Secretary-General Ban Ki-Moon outlined a compelling vision for nuclear disarmament at the weekend. Speaking on the eve of the Nuclear Non-Proliferation Treaty Review Conference at the United Nations Ban K-Moon identified a five-point action plan needed to rid the world of nuclear weapons.
He delivered his speech at the renowned Riverside Church in Harlem, New York. His lofty ambitions are matched by the Riverside Church whose bell tower is the tallest in the United States.

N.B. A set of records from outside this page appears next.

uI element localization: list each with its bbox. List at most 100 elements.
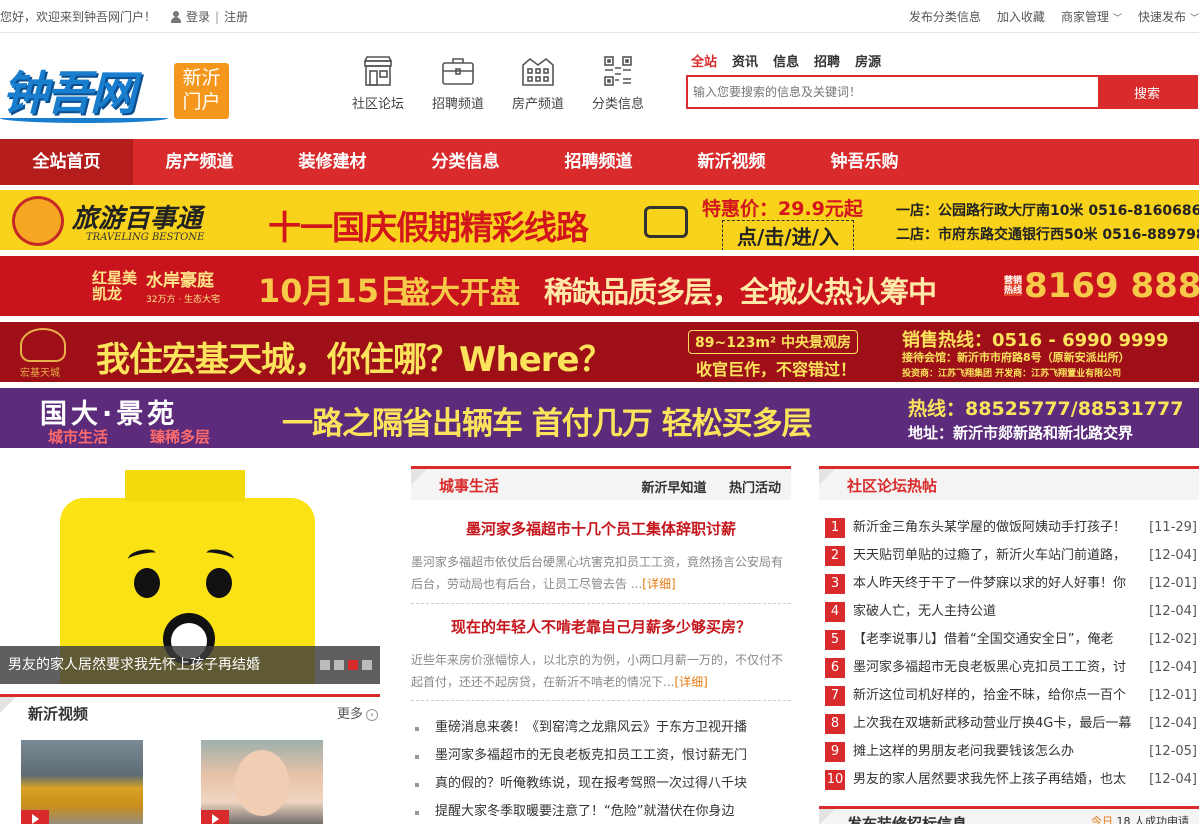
list-item[interactable]: 真的假的？听俺教练说，现在报考驾照一次过得八千块 [411,770,791,798]
forum-item[interactable]: 3 本人昨天终于干了一件梦寐以求的好人好事！你 [12-01] [825,570,1197,598]
right-eye [206,568,232,598]
forum-item[interactable]: 6 墨河家多福超市无良老板黑心克扣员工工资，讨 [12-04] [825,654,1197,682]
applicant-suffix: 人成功申请 [1134,815,1189,824]
channel-jobs-label: 招聘频道 [431,97,484,112]
travel-banner[interactable]: 旅游百事通 TRAVELING BESTONE 十一国庆假期精彩线路 特惠价：2… [0,190,1199,250]
rank-badge: 6 [825,658,845,678]
login-link[interactable]: 登录 [186,8,210,25]
search-tab-news[interactable]: 资讯 [732,51,758,73]
search-tab-jobs[interactable]: 招聘 [814,51,840,73]
forum-item-date: [12-02] [1149,632,1197,647]
left-brow [127,547,157,565]
forum-item[interactable]: 7 新沂这位司机好样的，拾金不昧，给你点一百个 [12-01] [825,682,1197,710]
list-item[interactable]: 重磅消息来袭！《到窑湾之龙鼎风云》于东方卫视开播 [411,714,791,742]
rank-badge: 2 [825,546,845,566]
forum-item-date: [12-04] [1149,548,1197,563]
search-tab-housing[interactable]: 房源 [855,51,881,73]
channel-realestate[interactable]: 房产频道 [498,55,578,112]
channel-jobs[interactable]: 招聘频道 [418,55,498,112]
slider-dot[interactable] [320,660,330,670]
nav-shop[interactable]: 钟吾乐购 [798,139,931,185]
forum-item-date: [12-04] [1149,772,1197,787]
featured-slider[interactable]: 男友的家人居然要求我先怀上孩子再结婚 [0,470,380,684]
nav-jobs[interactable]: 招聘频道 [532,139,665,185]
channel-classified-label: 分类信息 [591,97,644,112]
redstar-banner[interactable]: 红星美凯龙 水岸豪庭 32万方 · 生态大宅 10月15日 盛大开盘 稀缺品质多… [0,256,1199,316]
article-2-title[interactable]: 现在的年轻人不啃老靠自己月薪多少够买房？ [411,616,791,637]
guoda-banner[interactable]: 国大·景苑 城市生活 臻稀多层 一路之隔省出辆车 首付几万 轻松买多层 热线：8… [0,388,1199,448]
article-1-title[interactable]: 墨河家多福超市十几个员工集体辞职讨薪 [411,518,791,539]
slider-caption[interactable]: 男友的家人居然要求我先怀上孩子再结婚 [0,646,380,684]
welcome-text: 您好，欢迎来到钟吾网门户！ [0,10,157,24]
corner-decoration [819,809,835,824]
rank-badge: 1 [825,518,845,538]
hongji-banner[interactable]: 宏基天城 我住宏基天城，你住哪？Where？ 89~123m² 中央景观房 收官… [0,322,1199,382]
qr-grid-icon [604,56,632,86]
forum-item[interactable]: 10 男友的家人居然要求我先怀上孩子再结婚，也太 [12-04] [825,766,1197,794]
forum-item-title: 天天贴罚单贴的过瘾了，新沂火车站门前道路， [853,548,1127,563]
slider-dot[interactable] [362,660,372,670]
add-favorite-link[interactable]: 加入收藏 [997,8,1045,25]
channel-classified[interactable]: 分类信息 [578,55,658,112]
site-logo[interactable]: 钟吾网 [0,57,170,127]
decoration-bid-title[interactable]: 发布装修招标信息 [847,813,967,824]
forum-item-date: [12-04] [1149,716,1197,731]
redstar-date: 10月15日 [258,272,412,310]
article-1-detail-link[interactable]: [详细] [642,577,675,591]
nav-home[interactable]: 全站首页 [0,139,133,185]
search-input[interactable] [688,77,1098,107]
guoda-tag1: 城市生活 [48,428,109,446]
video-more-link[interactable]: 更多 › [337,703,378,722]
channel-forum[interactable]: 社区论坛 [338,55,418,112]
rank-badge: 7 [825,686,845,706]
rank-badge: 4 [825,602,845,622]
city-life-title[interactable]: 城事生活 [439,475,499,496]
nav-classified[interactable]: 分类信息 [399,139,532,185]
forum-item[interactable]: 9 摊上这样的男朋友老问我要钱该怎么办 [12-05] [825,738,1197,766]
lego-stud [125,470,245,502]
quick-post-menu[interactable]: 快速发布 ﹀ [1138,8,1199,25]
post-classified-link[interactable]: 发布分类信息 [909,8,981,25]
forum-item[interactable]: 4 家破人亡，无人主持公道 [12-04] [825,598,1197,626]
forum-item-title: 摊上这样的男朋友老问我要钱该怎么办 [853,744,1075,759]
forum-hot-title[interactable]: 社区论坛热帖 [847,475,937,496]
redstar-open: 盛大开盘 [400,276,520,311]
forum-item[interactable]: 1 新沂金三角东头某学屋的做饭阿姨动手打孩子！ [11-29] [825,514,1197,542]
nav-decoration[interactable]: 装修建材 [266,139,399,185]
forum-item-date: [12-01] [1149,688,1197,703]
rank-badge: 10 [825,770,845,790]
travel-cta[interactable]: 点/击/进/入 [722,220,854,250]
slider-dot[interactable] [334,660,344,670]
article-2-detail-link[interactable]: [详细] [674,675,707,689]
search-tab-all[interactable]: 全站 [691,51,717,73]
login-divider: | [215,9,220,24]
search-area: 全站 资讯 信息 招聘 房源 搜索 [686,51,1198,109]
play-icon [201,810,229,824]
rank-badge: 3 [825,574,845,594]
hongji-sub: 收官巨作，不容错过！ [696,360,857,379]
news-list: 重磅消息来袭！《到窑湾之龙鼎风云》于东方卫视开播 墨河家多福超市的无良老板克扣员… [411,714,791,824]
chevron-down-icon: ﹀ [1112,14,1122,24]
forum-item[interactable]: 2 天天贴罚单贴的过瘾了，新沂火车站门前道路， [12-04] [825,542,1197,570]
search-tab-info[interactable]: 信息 [773,51,799,73]
nav-realestate[interactable]: 房产频道 [133,139,266,185]
register-link[interactable]: 注册 [224,8,248,25]
video-thumb-1[interactable] [21,740,143,824]
video-thumb-2[interactable] [201,740,323,824]
forum-item[interactable]: 8 上次我在双塘新武移动营业厅换4G卡，最后一幕 [12-04] [825,710,1197,738]
forum-item[interactable]: 5 【老李说事儿】借着“全国交通安全日”，俺老 [12-02] [825,626,1197,654]
forum-item-title: 家破人亡，无人主持公道 [853,604,997,619]
main-nav: 全站首页 房产频道 装修建材 分类信息 招聘频道 新沂视频 钟吾乐购 [0,139,1199,185]
nav-video[interactable]: 新沂视频 [665,139,798,185]
forum-item-title: 男友的家人居然要求我先怀上孩子再结婚，也太 [853,772,1127,787]
applicant-count: 18 [1116,815,1131,824]
logo-badge-line1: 新沂 [182,67,221,89]
search-button[interactable]: 搜索 [1098,77,1196,107]
slider-dot-active[interactable] [348,660,358,670]
merchant-menu[interactable]: 商家管理 ﹀ [1061,8,1122,25]
subtab-hot-events[interactable]: 热门活动 [729,481,781,496]
subtab-morning-news[interactable]: 新沂早知道 [641,481,706,496]
list-item[interactable]: 墨河家多福超市的无良老板克扣员工工资，恨讨薪无门 [411,742,791,770]
list-item[interactable]: 提醒大家冬季取暖要注意了！“危险”就潜伏在你身边 [411,798,791,824]
forum-item-date: [12-04] [1149,604,1197,619]
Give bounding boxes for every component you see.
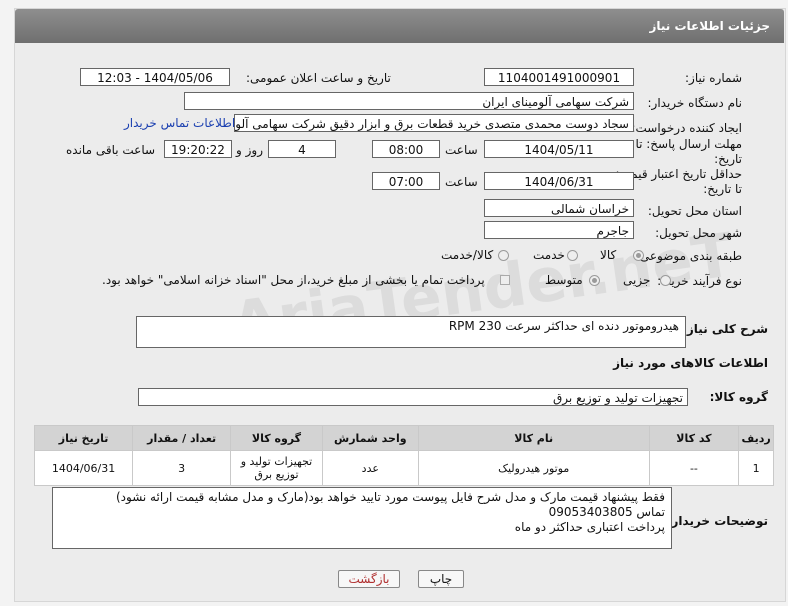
buyer-org-label: نام دستگاه خریدار: xyxy=(647,96,743,110)
cell-goods-group: تجهیزات تولید و توزیع برق xyxy=(230,450,323,486)
purchase-option-medium: متوسط xyxy=(545,273,583,287)
category-radio-service[interactable] xyxy=(567,250,578,261)
col-need-date: تاریخ نیاز xyxy=(33,425,134,451)
time-remaining-label: ساعت باقی مانده xyxy=(66,143,156,157)
cell-row-number: 1 xyxy=(738,450,774,486)
category-option-service: خدمت xyxy=(533,248,565,262)
goods-table: ردیف کد کالا نام کالا واحد شمارش گروه کا… xyxy=(33,425,774,486)
need-number-label: شماره نیاز: xyxy=(685,71,742,85)
category-option-goods-service: کالا/خدمت xyxy=(441,248,494,262)
goods-group-field[interactable]: تجهیزات تولید و توزیع برق xyxy=(138,388,688,406)
price-validity-time-label: ساعت xyxy=(445,175,478,189)
response-time-label: ساعت xyxy=(445,143,478,157)
province-label: استان محل تحویل: xyxy=(647,204,742,218)
requester-label: ایجاد کننده درخواست: xyxy=(631,121,742,135)
cell-quantity: 3 xyxy=(132,450,232,486)
response-deadline-label: مهلت ارسال پاسخ: تا تاریخ: xyxy=(635,137,742,166)
cell-goods-code: -- xyxy=(648,450,740,486)
cell-unit: عدد xyxy=(321,450,419,486)
description-label: شرح کلی نیاز: xyxy=(682,322,768,336)
price-validity-date-field[interactable]: 1404/06/31 xyxy=(484,172,634,190)
table-header-row: ردیف کد کالا نام کالا واحد شمارش گروه کا… xyxy=(33,425,774,451)
category-radio-goods-service[interactable] xyxy=(498,250,509,261)
announce-datetime-field[interactable]: 1404/05/06 - 12:03 xyxy=(80,68,230,86)
col-goods-group: گروه کالا xyxy=(230,425,323,451)
cell-need-date: 1404/06/31 xyxy=(33,450,134,486)
purchase-radio-medium[interactable] xyxy=(589,275,600,286)
print-button[interactable]: چاپ xyxy=(418,570,464,588)
goods-group-label: گروه کالا: xyxy=(709,390,768,404)
table-row[interactable]: 1 -- موتور هیدرولیک عدد تجهیزات تولید و … xyxy=(33,450,774,486)
category-option-goods: کالا xyxy=(600,248,617,262)
goods-section-title: اطلاعات کالاهای مورد نیاز xyxy=(613,356,768,370)
treasury-payment-checkbox[interactable] xyxy=(500,275,510,285)
category-label: طبقه بندی موضوعی: xyxy=(635,249,742,263)
category-radio-goods[interactable] xyxy=(633,250,644,261)
days-label: روز و xyxy=(236,143,263,157)
page-header: جزئیات اطلاعات نیاز xyxy=(15,9,784,43)
buyer-contact-link[interactable]: اطلاعات تماس خریدار xyxy=(124,116,235,130)
purchase-radio-minor[interactable] xyxy=(660,275,671,286)
days-remaining-field[interactable]: 4 xyxy=(268,140,336,158)
description-textarea[interactable]: هیدروموتور دنده ای حداکثر سرعت 230 RPM xyxy=(136,316,686,348)
need-number-field[interactable]: 1104001491000901 xyxy=(484,68,634,86)
col-goods-code: کد کالا xyxy=(648,425,740,451)
price-validity-time-field[interactable]: 07:00 xyxy=(372,172,440,190)
col-quantity: تعداد / مقدار xyxy=(132,425,232,451)
buyer-org-field[interactable]: شرکت سهامی آلومینای ایران xyxy=(184,92,634,110)
col-goods-name: نام کالا xyxy=(417,425,650,451)
col-row-number: ردیف xyxy=(738,425,774,451)
time-remaining-field[interactable]: 19:20:22 xyxy=(164,140,232,158)
page-title: جزئیات اطلاعات نیاز xyxy=(649,19,770,33)
back-button[interactable]: بازگشت xyxy=(338,570,400,588)
purchase-option-minor: جزیی xyxy=(623,273,651,287)
announce-datetime-label: تاریخ و ساعت اعلان عمومی: xyxy=(246,71,391,85)
response-date-field[interactable]: 1404/05/11 xyxy=(484,140,634,158)
city-field[interactable]: جاجرم xyxy=(484,221,634,239)
city-label: شهر محل تحویل: xyxy=(655,226,742,240)
response-time-field[interactable]: 08:00 xyxy=(372,140,440,158)
buyer-notes-textarea[interactable]: فقط پیشنهاد قیمت مارک و مدل شرح فایل پیو… xyxy=(52,487,672,549)
requester-field[interactable]: سجاد دوست محمدی متصدی خرید قطعات برق و ا… xyxy=(234,114,634,132)
col-unit: واحد شمارش xyxy=(321,425,419,451)
cell-goods-name: موتور هیدرولیک xyxy=(417,450,650,486)
province-field[interactable]: خراسان شمالی xyxy=(484,199,634,217)
buyer-notes-label: توضیحات خریدار: xyxy=(666,514,768,528)
treasury-payment-note: پرداخت تمام یا بخشی از مبلغ خرید،از محل … xyxy=(102,273,485,287)
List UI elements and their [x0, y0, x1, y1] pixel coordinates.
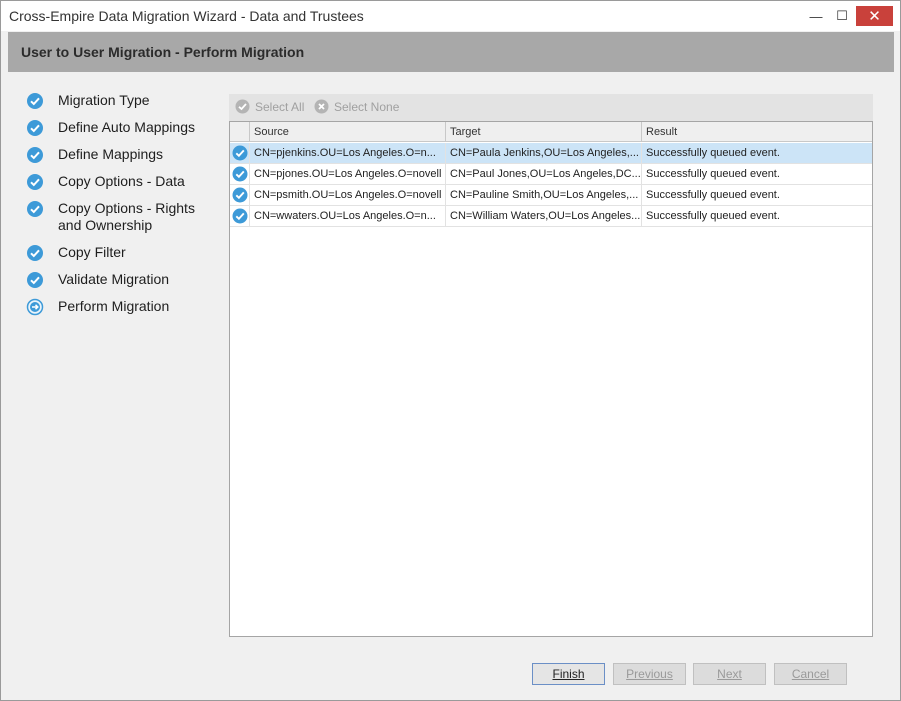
- step-copy-filter[interactable]: Copy Filter: [26, 244, 126, 262]
- column-header-result[interactable]: Result: [642, 122, 872, 142]
- page-title: User to User Migration - Perform Migrati…: [21, 44, 305, 60]
- step-label: Define Mappings: [58, 146, 164, 162]
- step-validate-migration[interactable]: Validate Migration: [26, 271, 169, 289]
- window-title: Cross-Empire Data Migration Wizard - Dat…: [9, 8, 364, 24]
- row-status-cell: [230, 143, 250, 163]
- target-cell: CN=William Waters,OU=Los Angeles...: [446, 206, 642, 226]
- check-circle-icon: [232, 208, 248, 224]
- step-define-mappings[interactable]: Define Mappings: [26, 146, 163, 164]
- source-cell: CN=pjones.OU=Los Angeles.O=novell: [250, 164, 446, 184]
- table-row[interactable]: CN=pjones.OU=Los Angeles.O=novell CN=Pau…: [230, 164, 872, 185]
- step-label: Copy Options - Rights and Ownership: [58, 200, 195, 233]
- check-circle-icon: [27, 272, 43, 288]
- column-header-source[interactable]: Source: [250, 122, 446, 142]
- cancel-button[interactable]: Cancel: [774, 663, 847, 685]
- table-row[interactable]: CN=psmith.OU=Los Angeles.O=novell CN=Pau…: [230, 185, 872, 206]
- grid-toolbar: Select All Select None: [229, 94, 873, 121]
- minimize-icon: —: [809, 8, 823, 24]
- check-circle-icon: [232, 166, 248, 182]
- check-circle-icon: [27, 174, 43, 190]
- table-row[interactable]: CN=wwaters.OU=Los Angeles.O=n... CN=Will…: [230, 206, 872, 227]
- title-bar: Cross-Empire Data Migration Wizard - Dat…: [1, 1, 900, 31]
- target-cell: CN=Pauline Smith,OU=Los Angeles,...: [446, 185, 642, 205]
- check-circle-icon: [27, 120, 43, 136]
- wizard-window: Cross-Empire Data Migration Wizard - Dat…: [0, 0, 901, 701]
- source-cell: CN=wwaters.OU=Los Angeles.O=n...: [250, 206, 446, 226]
- step-define-auto-mappings[interactable]: Define Auto Mappings: [26, 119, 195, 137]
- target-cell: CN=Paula Jenkins,OU=Los Angeles,...: [446, 143, 642, 163]
- arrow-circle-icon: [26, 298, 44, 316]
- wizard-header: User to User Migration - Perform Migrati…: [8, 32, 894, 72]
- step-migration-type[interactable]: Migration Type: [26, 92, 150, 110]
- step-label: Copy Filter: [58, 244, 126, 260]
- step-perform-migration[interactable]: Perform Migration: [26, 298, 169, 316]
- grid-header: Source Target Result: [230, 122, 872, 142]
- check-circle-icon: [235, 99, 250, 114]
- maximize-button[interactable]: ☐: [828, 6, 856, 26]
- maximize-icon: ☐: [836, 8, 848, 23]
- select-all-label: Select All: [255, 99, 305, 114]
- step-copy-options-data[interactable]: Copy Options - Data: [26, 173, 185, 191]
- close-icon: ✕: [868, 8, 881, 25]
- step-label: Define Auto Mappings: [58, 119, 195, 135]
- select-none-button[interactable]: Select None: [314, 99, 399, 114]
- step-label: Perform Migration: [58, 298, 170, 314]
- step-copy-options-rights[interactable]: Copy Options - Rights and Ownership: [26, 200, 195, 233]
- source-cell: CN=psmith.OU=Los Angeles.O=novell: [250, 185, 446, 205]
- column-header-target[interactable]: Target: [446, 122, 642, 142]
- next-button[interactable]: Next: [693, 663, 766, 685]
- select-none-label: Select None: [334, 99, 400, 114]
- close-button[interactable]: ✕: [856, 6, 893, 26]
- x-circle-icon: [314, 99, 329, 114]
- row-status-cell: [230, 185, 250, 205]
- finish-button[interactable]: Finish: [532, 663, 605, 685]
- step-label: Migration Type: [58, 92, 150, 108]
- check-circle-icon: [27, 245, 43, 261]
- check-circle-icon: [27, 93, 43, 109]
- result-cell: Successfully queued event.: [646, 189, 780, 201]
- check-circle-icon: [232, 145, 248, 161]
- check-circle-icon: [27, 201, 43, 217]
- step-label: Validate Migration: [58, 271, 170, 287]
- wizard-content: Migration Type Define Auto Mappings Defi…: [8, 72, 894, 694]
- step-label: Copy Options - Data: [58, 173, 185, 189]
- check-circle-icon: [27, 147, 43, 163]
- source-cell: CN=pjenkins.OU=Los Angeles.O=n...: [250, 143, 446, 163]
- minimize-button[interactable]: —: [802, 6, 830, 26]
- result-cell: Successfully queued event.: [646, 147, 780, 159]
- check-circle-icon: [232, 187, 248, 203]
- row-status-cell: [230, 164, 250, 184]
- previous-button[interactable]: Previous: [613, 663, 686, 685]
- column-header-icon: [230, 122, 250, 142]
- migration-grid[interactable]: Source Target Result CN=pjenkins.OU=Los …: [229, 121, 873, 637]
- target-cell: CN=Paul Jones,OU=Los Angeles,DC...: [446, 164, 642, 184]
- row-status-cell: [230, 206, 250, 226]
- result-cell: Successfully queued event.: [646, 210, 780, 222]
- result-cell: Successfully queued event.: [646, 168, 780, 180]
- select-all-button[interactable]: Select All: [235, 99, 304, 114]
- table-row[interactable]: CN=pjenkins.OU=Los Angeles.O=n... CN=Pau…: [230, 143, 872, 164]
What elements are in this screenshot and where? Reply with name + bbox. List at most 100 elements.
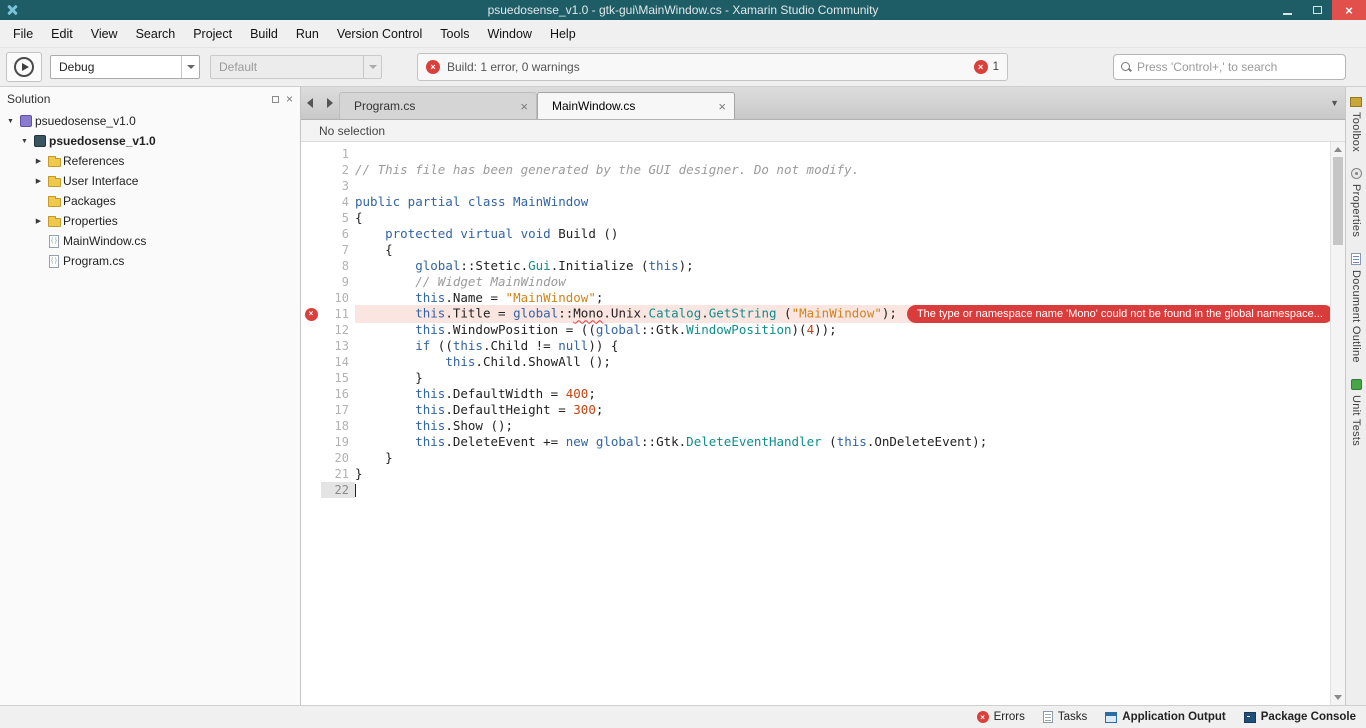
scroll-up-icon[interactable]	[1331, 142, 1345, 157]
code-text[interactable]: }	[355, 450, 1345, 466]
line-number: 1	[341, 147, 349, 161]
menu-build[interactable]: Build	[241, 20, 287, 47]
expander-icon[interactable]: ▼	[18, 138, 31, 145]
tree-item-references[interactable]: ▶ References	[0, 151, 300, 171]
code-text[interactable]: this.Child.ShowAll ();	[355, 354, 1345, 370]
code-token: (	[776, 305, 792, 321]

But lofty ambitions aside Secretary-General Moon made good use of the Riverside’s historical background; skillfully weaving in the speaking precedents of Martin Luther King and Nelson Mandela into his introduction.
His successful introduction was capped with an excellent reference to his audience:
“I can see what they saw: a sea of committed women and men who come from all corners of the world.”
His speech included good references to his own personal background. An early education that was affected by the legacy of war in Korea and an enthusiasm for the United Nations based on the UN’s role there. Further references to the Reykjavik Summit of 1986 and the roles of Ronald Reagan and Mikhail Gorbachev were also weaved into his narrative.
His speaking style is elegant but not flowery. Rhetorical questions featured well in this speech:
“How long must we wait to rid ourselves of this threat?”
Contrasting positions are also used to good effect. For instance:
“After independence in 1991, Kazakhstan closed the site and banished nuclear weapons from its territory. Today, Semipalatinsk is a powerful symbol of hope.”
He had a stab at a workable phrase reversal with repetition:
“People who understand that the world is over-armed and that peace is under-funded. People who understand that the time for change is now.”
That last line of course is a firm favourite of President Obama’s speeches, and with the historical Civil Rights legacy of the Riverside Church it was a well received line.
This proved to be an engaging speech by the World’s top diplomat. Not hectoring. But passionate. The last word is his:
“What I see on the horizon is a world free of nuclear weapons. What I see before me are the people who will make this happen.”